На фоне романтичного Никиты они выглядели как Арлекины возле бедного напудренного Пьеро. Это было забавно. Елена на всякий случай свернула интервью с артисткой наполовину, уже ели мороженое, когда высокий и стройный Гера с мутноватым взором прошествовал через зал и плюхнулся на стул возле них.
– Здрасьте! Я пьян и потому мне нечего терять! О, любимая артистка! Я еще был мальчиком, а вы уже были прекрасной феей; и вот, я стар и раздавлен жизнью, а вы все та же прекрасная фея, – начал он. – Лена, я ко всему готов. Я трижды был женат. И без всякого удовольствия… А сегодня мы с мальчишками напились – у нас студенческая встреча. Все собираются, кто вместе учился: бомжи, послы, олигархи…
– Я, пожалуй, пойду! – надменно сообщила артистка, ей стало понятно, что больше у нее в этом спектакле не будет ни одной реплики.
– Да-да. – Елена сделала вид, что шокирована поведением Геры и оттого растеряна.
– Ну, если вы считаете, что для интервью достаточно, то мне пора, – с нажимом повторила артистка.
– Ой, я вас провожу. И коленопреклоненная просьба: дайте автограф для моей мамы! – Гера сунул ей под нос салфетку и ручку.
– Хорошо! – смягчилась артистка и начала писать на салфетке. – Я пожелаю ей простого женского счастья!
– Это ровно то, чего у нее никогда не было и уже не будет, – вздохнул Гера. – Несмотря на карьеру сына.
– А чем вы занимаетесь? – мгновенно оживилась артистка.
– Чиновничаю в Министерстве иностранных дел. – Он подпрыгнул со стула, шутовски выпрямился, щелкнул каблуками и прыгнул на место.
– О, как кстати… – заулыбалась артистка. – Мне как раз захотелось куда-нибудь съездить. К морю и солнышку…
– Какие проблемы? – удивился Гера. – Днями прибыл из Бразилии. Уйма солнца, музыки и океана!
– Так отправьте меня в Бразилию, – сладко улыбнулась артистка.
– У вас проблемы с визой? – сделал Гера брови домиком.
– Не знаю… – пожала плечами артистка.
– А вы именно в Бразилию собрались? – постарался уточнить он.
– Да мне все равно, голубчик. – Глаза артистки заискрились. – Куда пошлете, туда и поеду.
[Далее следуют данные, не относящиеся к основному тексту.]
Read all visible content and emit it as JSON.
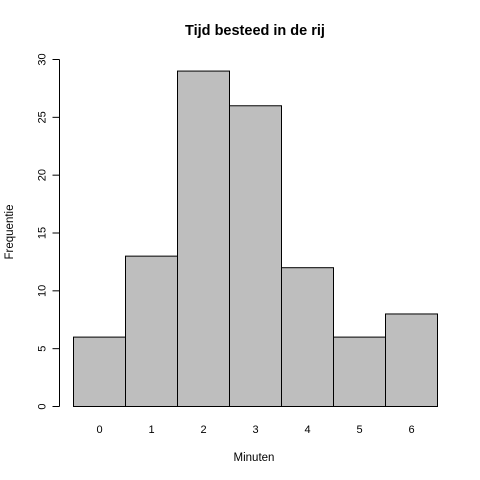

– В каком смысле «пошлете»? – Гера начал резко трезветь.
– Ну, вы же мидовский чиновник, значит, вы можете меня отправить куда-нибудь за границу, как раньше делали… – сделала она капризное лицо. – Написать какое-нибудь письмо, позвонить наверх, и вообще…
– Да, но теперь так не делается. К сожалению, мы слуги документа, – развел он руками.
– Вот именно! Всем нужны бумажки и совершенно наплевать на людей, – дернула она плечиком и встала.
– Позвольте, я вас провожу, – вскочил Гера, с лицом, глубоко виноватым за достижения демократии.
– Но только до выхода, – великодушно разрешила артистка.
И, пока он вел ее под руку до дверей, Елена достала пудреницу, торопливо подновила косметику на глазах и губах. И хихикнула диалогу двух приближенных к власти из разных эпох.
– Плохое место – здесь не та энергетика, – буркнул Гера, вернувшись и сев напротив нее в хозяйской позе.
– А где хорошее? – Елена пыталась укротить его холодным немногословием.
– У меня дома, – сказал он, хлопая глазами, как кукла.
– Свежая мысль, – усмехнулась Елена. – А главное, адекватная стажу знакомства.
– Мне плевать на стаж. Я тебя хочу! – Было видно, что он долго учился выпаливать эту фразу женщинам, заставая их врасплох.
– Я тебя тоже хочу! – откликнулась Елена в том же тоне, спокойно глядя ему в глаза, и увидела, как он испугался, потому что не знал, как играть дальше. – Но спешить-то куда?
– Знаешь анекдот: мужик приходит к психологу с женой. Говорит: – Доктор, вот она, как ее там зовут… жалуется, что я не уделяю ей достаточно внимания.
– Не знаю…
– Знаешь покойную поэтессу Нину Некрепко?
– Что-то слышала…
– Я одно ее стихотворение всегда бабам читаю. Они хорошо реагируют. Читать?
– Читай…
– Только не смотри так, ты меня сбиваешь таким взглядом…
– Какой уж есть…
– Слушай:
В России всегда можно было
стрельнуть сигарету,
Спросить самогону
у хуем исписанной двери,
Нарвать георгинов на клумбе,
Слетать на субботу
с товарищем детства к веселому Черному морю.
Знакомясь на улице,
дело докончить в сортире.
В натуре всегда тут была широта
до избытка,
К задам и грудям ощутима любовь до зарезу.
ЛЮБОВЬ – НЕ ИГРА! —
как начертано мелом в глубинах
шестого подъезда.
В России всегда можно было убить человека
и вытереть руки о землю,
траву и березу,
Всегда человека дубасила странноприимная совесть,
начатки плодов присуждавшая в жертву родному народу.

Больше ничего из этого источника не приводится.